Threadpool with persistent worker instances

2019-08-31 07:52发布

问题:

I'm trying to queue up tasks in a thread pool to be executed as soon as a worker becomes free, i have found various examples of this but in all cases the examples have been setup to use a new Worker instance for each job, i want persistent workers.

I'm trying to make a ftp backup tool, i have it working but because of the limitations of a single connection it is slow. What i ideally want to do is have a single connection for scanning directories and building up a file list then four workers to download said files.

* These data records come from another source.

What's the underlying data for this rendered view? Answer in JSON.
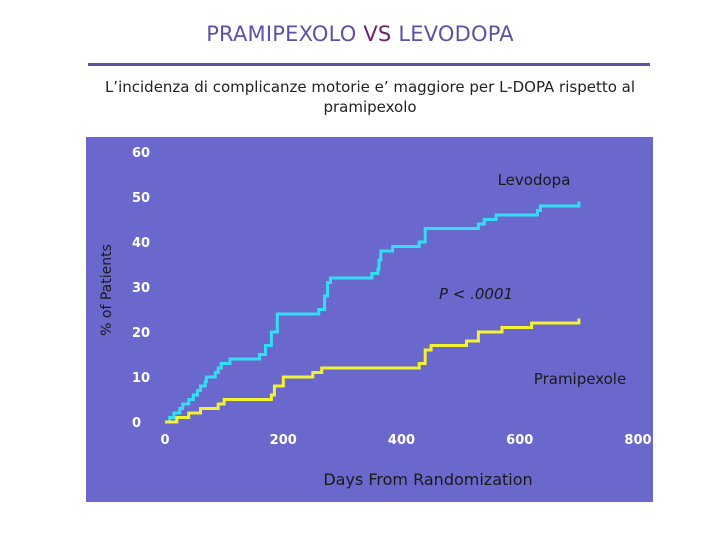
{
  "slide": {
    "title_part1": "PRAMIPEXOLO ",
    "title_part2": "VS ",
    "title_part3": "LEVODOPA",
    "subtitle_line1": "L’incidenza di complicanze motorie e’ maggiore per L-DOPA rispetto al",
    "subtitle_line2": "pramipexolo"
  },
  "colors": {
    "plot_background": "#6a68cc",
    "levodopa_line": "#33ddf2",
    "pramipexole_line": "#f2f233",
    "tick_label": "#ffffff",
    "annotation_text": "#1a1a1a"
  },
  "chart_data": {
    "type": "line",
    "title": "",
    "xlabel": "Days From Randomization",
    "ylabel": "% of Patients",
    "xlim": [
      0,
      800
    ],
    "ylim": [
      0,
      60
    ],
    "x_ticks": [
      "0",
      "200",
      "400",
      "600",
      "800"
    ],
    "y_ticks": [
      "0",
      "10",
      "20",
      "30",
      "40",
      "50",
      "60"
    ],
    "grid": false,
    "series": [
      {
        "name": "Levodopa",
        "points": [
          [
            0,
            0
          ],
          [
            8,
            1
          ],
          [
            15,
            2
          ],
          [
            25,
            3
          ],
          [
            30,
            4
          ],
          [
            40,
            5
          ],
          [
            48,
            6
          ],
          [
            55,
            7
          ],
          [
            60,
            8
          ],
          [
            68,
            9
          ],
          [
            70,
            10
          ],
          [
            85,
            11
          ],
          [
            90,
            12
          ],
          [
            95,
            13
          ],
          [
            110,
            14
          ],
          [
            160,
            15
          ],
          [
            170,
            17
          ],
          [
            180,
            20
          ],
          [
            190,
            24
          ],
          [
            260,
            25
          ],
          [
            270,
            28
          ],
          [
            275,
            31
          ],
          [
            280,
            32
          ],
          [
            350,
            33
          ],
          [
            360,
            34
          ],
          [
            362,
            36
          ],
          [
            365,
            38
          ],
          [
            385,
            39
          ],
          [
            430,
            40
          ],
          [
            440,
            43
          ],
          [
            530,
            44
          ],
          [
            540,
            45
          ],
          [
            560,
            46
          ],
          [
            630,
            47
          ],
          [
            635,
            48
          ],
          [
            700,
            49
          ]
        ]
      },
      {
        "name": "Pramipexole",
        "points": [
          [
            0,
            0
          ],
          [
            20,
            1
          ],
          [
            40,
            2
          ],
          [
            60,
            3
          ],
          [
            90,
            4
          ],
          [
            100,
            5
          ],
          [
            180,
            6
          ],
          [
            185,
            8
          ],
          [
            200,
            10
          ],
          [
            250,
            11
          ],
          [
            265,
            12
          ],
          [
            430,
            13
          ],
          [
            440,
            16
          ],
          [
            450,
            17
          ],
          [
            510,
            18
          ],
          [
            530,
            20
          ],
          [
            570,
            21
          ],
          [
            620,
            22
          ],
          [
            700,
            23
          ]
        ]
      }
    ],
    "annotations": [
      "Levodopa",
      "P < .0001",
      "Pramipexole"
    ]
  }
}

Here is an example of my FTP worker:

public class Worker implements Runnable {
  protected FTPClient _ftp;

  // Connection details
  protected String _host = "";
  protected String _user = "";
  protected String _pass = "";

  // worker status
  protected boolean _working = false;

  public Worker(String host, String user, String pass) {
    this._host = host;
    this._user = user;
    this._pass = pass;
  }

   // Check if the worker is in use
  public boolean inUse() {
    return this._working;
  }

  @Override
  public void run() {
    this._ftp = new FTPClient();
    this._connect();
  }

  // Download a file from the ftp server
  public boolean download(String base, String path, String file) {
    this._working   = true;
    boolean outcome = true;

    //create directory if not exists
    File pathDir = new File(base + path);
    if (!pathDir.exists()) {
      pathDir.mkdirs();
    }

    //download file
    try {
      OutputStream output = new FileOutputStream(base + path + file);
      this._ftp.retrieveFile(file, output);
      output.close();
    } catch (Exception e) {
      outcome = false;
    } finally {
      this._working = false;
      return outcome;
    }
  }

  // Connect to the server
  protected boolean _connect() {
    try {
      this._ftp.connect(this._host);
      this._ftp.login(this._user, this._pass);
    } catch (Exception e) {
      return false;
    }
    return this._ftp.isConnected();
  }

  // Disconnect from the server
  protected void _disconnect() {
    try {
      this._ftp.disconnect();
    } catch (Exception e) { /* do nothing */ }
  }
}

I want to be able to call Worker.download(...) for each task in a queue whenever a worker becomes available without having to create a new connection to the ftp server for each download.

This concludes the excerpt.